You can sometimes solve problems like this—in which you have far more cases than you can possibly check individually—by using dynamic programming techniques. A dynamic programming solution keeps track of partial results—the longest increasing subsequences up to each point in the original sequence of measurements—and uses these partial results to build the final solution. Such algorithms work well in this particular case, but you can do better with an entirely different approach that happens to translate very nicely into T-SQL. Because an analyst might need to consider any number of measurements at the same time, I developed a query to find the longest increasing subsequence within a sequence of any length. The code in Listing 2 creates tables containing the data that Figure 1 shows, if you want to try your hand at devising a solution.
Mathematics to the Rescue
Mathematicians have a remarkable habit of developing solutions to practical problems before those problems arise. For example, the mathematics that underlies present-day cryptography was developed long before cryptography. And the inverse problem that must be solved for CAT scanning to work had been stated and solved decades before the first CAT scan. So, not surprisingly, when I searched mathematics literature, I discovered an efficient algorithm for finding the longest increasing subsequences in a given sequence.
Mathematical research in this area is concerned with finding the probability distribution of the longest increasing subsequence of a random permutation of the first N positive integers. For someone who is mathematically inclined, the problem is intriguing and contains many surprising connections.
If you have a sequence S of length n, how can you find the largest value of m for which there exists an increasing subsequence of S having length m?
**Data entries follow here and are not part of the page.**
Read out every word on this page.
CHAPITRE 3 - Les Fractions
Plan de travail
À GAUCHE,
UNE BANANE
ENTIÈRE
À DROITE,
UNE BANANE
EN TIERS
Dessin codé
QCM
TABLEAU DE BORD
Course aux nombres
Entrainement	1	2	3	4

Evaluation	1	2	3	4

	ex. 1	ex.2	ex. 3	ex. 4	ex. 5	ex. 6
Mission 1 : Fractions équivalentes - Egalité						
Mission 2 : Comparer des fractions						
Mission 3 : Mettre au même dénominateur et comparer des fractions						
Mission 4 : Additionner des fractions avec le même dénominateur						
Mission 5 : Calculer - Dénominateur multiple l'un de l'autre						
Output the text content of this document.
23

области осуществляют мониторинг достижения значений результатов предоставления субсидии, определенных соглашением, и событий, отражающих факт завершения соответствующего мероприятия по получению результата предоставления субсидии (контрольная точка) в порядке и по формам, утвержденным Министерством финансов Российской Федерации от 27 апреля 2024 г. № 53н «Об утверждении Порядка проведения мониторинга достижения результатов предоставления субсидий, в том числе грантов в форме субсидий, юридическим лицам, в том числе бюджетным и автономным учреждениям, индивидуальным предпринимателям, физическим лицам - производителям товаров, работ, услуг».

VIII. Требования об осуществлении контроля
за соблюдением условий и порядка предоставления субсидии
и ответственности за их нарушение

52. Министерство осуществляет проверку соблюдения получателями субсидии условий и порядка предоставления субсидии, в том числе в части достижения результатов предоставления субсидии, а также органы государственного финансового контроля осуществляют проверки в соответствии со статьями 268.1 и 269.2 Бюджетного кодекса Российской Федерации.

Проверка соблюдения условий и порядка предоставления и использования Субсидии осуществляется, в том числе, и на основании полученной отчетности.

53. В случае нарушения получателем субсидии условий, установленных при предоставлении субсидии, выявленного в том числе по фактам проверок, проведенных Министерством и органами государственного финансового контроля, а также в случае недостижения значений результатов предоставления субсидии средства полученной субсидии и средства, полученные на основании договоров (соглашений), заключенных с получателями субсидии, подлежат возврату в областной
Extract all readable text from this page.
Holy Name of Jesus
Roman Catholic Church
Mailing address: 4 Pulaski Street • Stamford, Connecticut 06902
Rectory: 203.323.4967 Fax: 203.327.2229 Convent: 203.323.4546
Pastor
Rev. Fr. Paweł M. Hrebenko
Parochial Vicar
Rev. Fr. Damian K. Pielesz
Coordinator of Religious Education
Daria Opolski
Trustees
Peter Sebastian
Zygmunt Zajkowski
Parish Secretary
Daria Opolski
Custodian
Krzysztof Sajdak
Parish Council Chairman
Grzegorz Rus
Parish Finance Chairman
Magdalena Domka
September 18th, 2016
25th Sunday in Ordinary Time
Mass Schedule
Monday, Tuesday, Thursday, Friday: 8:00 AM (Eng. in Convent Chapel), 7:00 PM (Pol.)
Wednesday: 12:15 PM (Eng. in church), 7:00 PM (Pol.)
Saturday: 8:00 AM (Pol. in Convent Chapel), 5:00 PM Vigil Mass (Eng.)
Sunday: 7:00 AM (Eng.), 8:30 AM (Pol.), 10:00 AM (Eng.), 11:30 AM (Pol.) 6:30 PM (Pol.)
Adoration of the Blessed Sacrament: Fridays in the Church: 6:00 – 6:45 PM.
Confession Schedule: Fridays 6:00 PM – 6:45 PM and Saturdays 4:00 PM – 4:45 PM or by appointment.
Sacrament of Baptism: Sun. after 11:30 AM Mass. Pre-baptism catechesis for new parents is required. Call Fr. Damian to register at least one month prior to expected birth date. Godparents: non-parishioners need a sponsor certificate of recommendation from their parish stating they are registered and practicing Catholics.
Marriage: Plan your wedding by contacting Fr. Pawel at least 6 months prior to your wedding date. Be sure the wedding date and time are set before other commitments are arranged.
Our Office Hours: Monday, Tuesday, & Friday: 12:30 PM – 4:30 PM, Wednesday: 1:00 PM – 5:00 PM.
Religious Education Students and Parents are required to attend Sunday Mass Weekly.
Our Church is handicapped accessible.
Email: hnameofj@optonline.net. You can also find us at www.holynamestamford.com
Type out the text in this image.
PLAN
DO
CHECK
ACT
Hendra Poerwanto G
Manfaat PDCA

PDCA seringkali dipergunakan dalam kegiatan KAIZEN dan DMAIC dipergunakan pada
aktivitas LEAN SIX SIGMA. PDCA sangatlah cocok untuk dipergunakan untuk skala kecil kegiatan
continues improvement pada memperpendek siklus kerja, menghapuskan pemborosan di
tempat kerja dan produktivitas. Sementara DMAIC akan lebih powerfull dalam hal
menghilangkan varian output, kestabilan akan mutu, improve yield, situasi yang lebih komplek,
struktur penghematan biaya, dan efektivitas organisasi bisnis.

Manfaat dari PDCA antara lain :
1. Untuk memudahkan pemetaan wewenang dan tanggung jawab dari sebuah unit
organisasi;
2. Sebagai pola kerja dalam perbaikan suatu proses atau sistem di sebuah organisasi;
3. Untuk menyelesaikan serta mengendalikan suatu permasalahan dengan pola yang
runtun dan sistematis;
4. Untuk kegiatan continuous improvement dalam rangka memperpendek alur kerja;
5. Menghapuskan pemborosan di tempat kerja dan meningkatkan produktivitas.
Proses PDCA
Figure 2 shows the algorithm I developed to find this value; the algorithm is adapted and simplified from an algorithm in David Aldous and Persi Diaconis's paper "Longest increasing subsequences: from patience sorting to the Baik-Deift-Johansson theorem," Bulletin of the American Mathematical Society 36 (1999): 413-432. (Patience is the British name for the card game called solitaire in the United States, so I chose the name Solitaire for a table in the T-SQL solution.)
Note that whereas the final size of L is the length of a longest increasing subsequence, L doesn't necessarily contain the elements of a longest increasing subsequence. Table 1 shows the contents of the list L after each iteration of the algorithm when it's applied to the Uptown readings.
T-SQL, Finally
Translating this algorithm into T-SQL isn't difficult. The list L becomes a small table called Solitaire. Finding the smallest number in Solitaire that's greater than or equal to a given number is an ideal task for T-SQL. Because numbers are added to the list only if they're larger than all other numbers in the list, I added an identity column called pos to Solitaire to make finding that smallest number even simpler. The identity column keeps the elements of L in order from smallest to largest, so the smallest element is first in order by the identity column pos. You might balk at using a cursor to perform the algorithm's loop, but I found no set-based alternative. Listing 3 shows the algorithm, which assumes the tables that the code in Listing 2 creates.
After solving the problem of finding sequences of seven measurements that contain an increasing subsequence of at least four measurements, I wanted to find a practical solution for arbitrary values of m and n. I not only found a solution, I found a nice bit of mathematics that I hadn't previously encountered. The general application to a practical problem was a pleasant added bonus.